Worth
A wide range — $10,000 to $50,000 — because liability is the whole fight here. If a jury blames the store, you’re looking at $50,000. If they split fault (the most common outcome), it’s $10,000. If they blame the shopper, $2,500. The spread isn’t vagueness; it’s a direct function of where the jury lands on fault.
Hinge
The case turns on one fight: was she hurt because the store left a puddle unmarked, or because she was looking at her phone? The phone — cited by 41% of jurors as the pivotal factor — sits in direct tension with the missing wet-floor sign at 38%. Jurors weigh one over the other, and that choice drives the outcome.
Lever
The data points toward the store-fault narrative as the path to the upper end of the range. Jurors who weighted the unmarked hazard over the phone landed at the high outcome; jurors who weighted the phone pulled toward the low end. The phone, cited by 41% of the panel, was the most-frequent reason respondents sided with the defense — the missing wet-floor sign was what drove the store-fault outcomes. The case presents $35K in medicals against the study’s $42K anchor, which is directionally close; the variable that moved outcome in the data was which fact the jury treated as decisive, not the size of the medical file.
Methodology
Source: Charleston Premises Liability Reference Study, n=100, complete, stratified. Weighted medians from Pollfish stratified panel research, geo-filtered to Charleston tri-county adults. The store-fault, about-equal, and shopper-fault medians ($50,000 / $10,000 / $2,500) come from the per-lean breakdown (Q7 by lean). Decisive-fact percentages come from Q6 open-response coding. Panel split: 20.3% mostly-store / 43.2% about-equal / 31.9% mostly-shopper (n=100, stratified). Anchor medical in the study scenario: $42,000; this case presents $35,000 — directionally close.

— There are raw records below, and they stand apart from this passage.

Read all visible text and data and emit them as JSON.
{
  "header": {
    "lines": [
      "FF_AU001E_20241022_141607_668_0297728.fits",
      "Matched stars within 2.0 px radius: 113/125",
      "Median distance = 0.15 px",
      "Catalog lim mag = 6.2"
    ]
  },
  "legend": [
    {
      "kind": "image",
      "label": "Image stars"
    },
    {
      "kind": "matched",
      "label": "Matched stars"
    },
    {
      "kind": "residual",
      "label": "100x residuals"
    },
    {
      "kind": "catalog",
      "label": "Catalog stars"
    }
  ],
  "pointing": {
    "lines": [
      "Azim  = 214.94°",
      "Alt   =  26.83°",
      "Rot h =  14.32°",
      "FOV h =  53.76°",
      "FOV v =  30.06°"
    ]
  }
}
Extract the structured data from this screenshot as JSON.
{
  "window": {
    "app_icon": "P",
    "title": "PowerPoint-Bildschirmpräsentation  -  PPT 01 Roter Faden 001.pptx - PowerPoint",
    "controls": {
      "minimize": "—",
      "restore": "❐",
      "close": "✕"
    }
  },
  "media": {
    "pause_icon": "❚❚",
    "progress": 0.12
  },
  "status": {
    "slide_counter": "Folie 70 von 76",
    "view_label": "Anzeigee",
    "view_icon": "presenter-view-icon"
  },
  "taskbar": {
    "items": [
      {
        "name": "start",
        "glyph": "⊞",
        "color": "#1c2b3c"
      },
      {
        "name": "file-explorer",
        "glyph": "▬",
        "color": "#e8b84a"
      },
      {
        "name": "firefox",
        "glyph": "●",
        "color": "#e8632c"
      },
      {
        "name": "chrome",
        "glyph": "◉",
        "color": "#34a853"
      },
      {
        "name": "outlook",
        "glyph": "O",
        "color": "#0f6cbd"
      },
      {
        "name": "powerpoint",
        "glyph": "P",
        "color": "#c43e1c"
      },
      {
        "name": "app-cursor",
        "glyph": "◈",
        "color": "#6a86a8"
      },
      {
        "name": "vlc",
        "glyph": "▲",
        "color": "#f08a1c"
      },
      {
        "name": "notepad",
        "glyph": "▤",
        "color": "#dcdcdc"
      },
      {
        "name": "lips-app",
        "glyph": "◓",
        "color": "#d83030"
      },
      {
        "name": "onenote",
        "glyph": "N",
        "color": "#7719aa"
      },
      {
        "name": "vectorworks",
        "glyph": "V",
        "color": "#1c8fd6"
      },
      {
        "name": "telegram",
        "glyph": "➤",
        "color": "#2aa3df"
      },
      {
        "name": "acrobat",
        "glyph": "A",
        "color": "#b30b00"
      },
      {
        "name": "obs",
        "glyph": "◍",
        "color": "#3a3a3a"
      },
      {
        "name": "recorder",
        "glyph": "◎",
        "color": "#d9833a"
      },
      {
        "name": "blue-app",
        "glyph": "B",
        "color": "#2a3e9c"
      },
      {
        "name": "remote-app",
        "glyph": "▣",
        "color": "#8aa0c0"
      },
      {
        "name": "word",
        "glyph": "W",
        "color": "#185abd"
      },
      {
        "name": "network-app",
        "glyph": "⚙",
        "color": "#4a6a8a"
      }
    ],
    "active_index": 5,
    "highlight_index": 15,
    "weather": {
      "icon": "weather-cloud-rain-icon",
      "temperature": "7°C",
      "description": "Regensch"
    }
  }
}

Venue: Charleston County, plaintiff-favorable. Partisan composition: 61.6% lean-D or strong-D, 38.5% lean-R or strong-R (134 precincts, ~290K adults). More plaintiff-leaning than the tri-county aggregate, though the disputed-liability dynamic limits how much venue lean translates to damages uplift.
Charleston juror baseline (n=100, stratified):
- 5:1 plaintiff-lean in 50/50 tiebreakers — 33% lean plaintiff vs 6.4% defense; 60.6% need more facts
- 87.5% accept non-economic damages as appropriate or appropriate-but-modest
- 50.8% view insurers as unfair to injured people (somewhat or very unfairly combined)
Research synthesis from a Charleston Intelligence subscription, not legal advice. Findings describe what panel respondents would award; they do not predict outcomes in any specific case.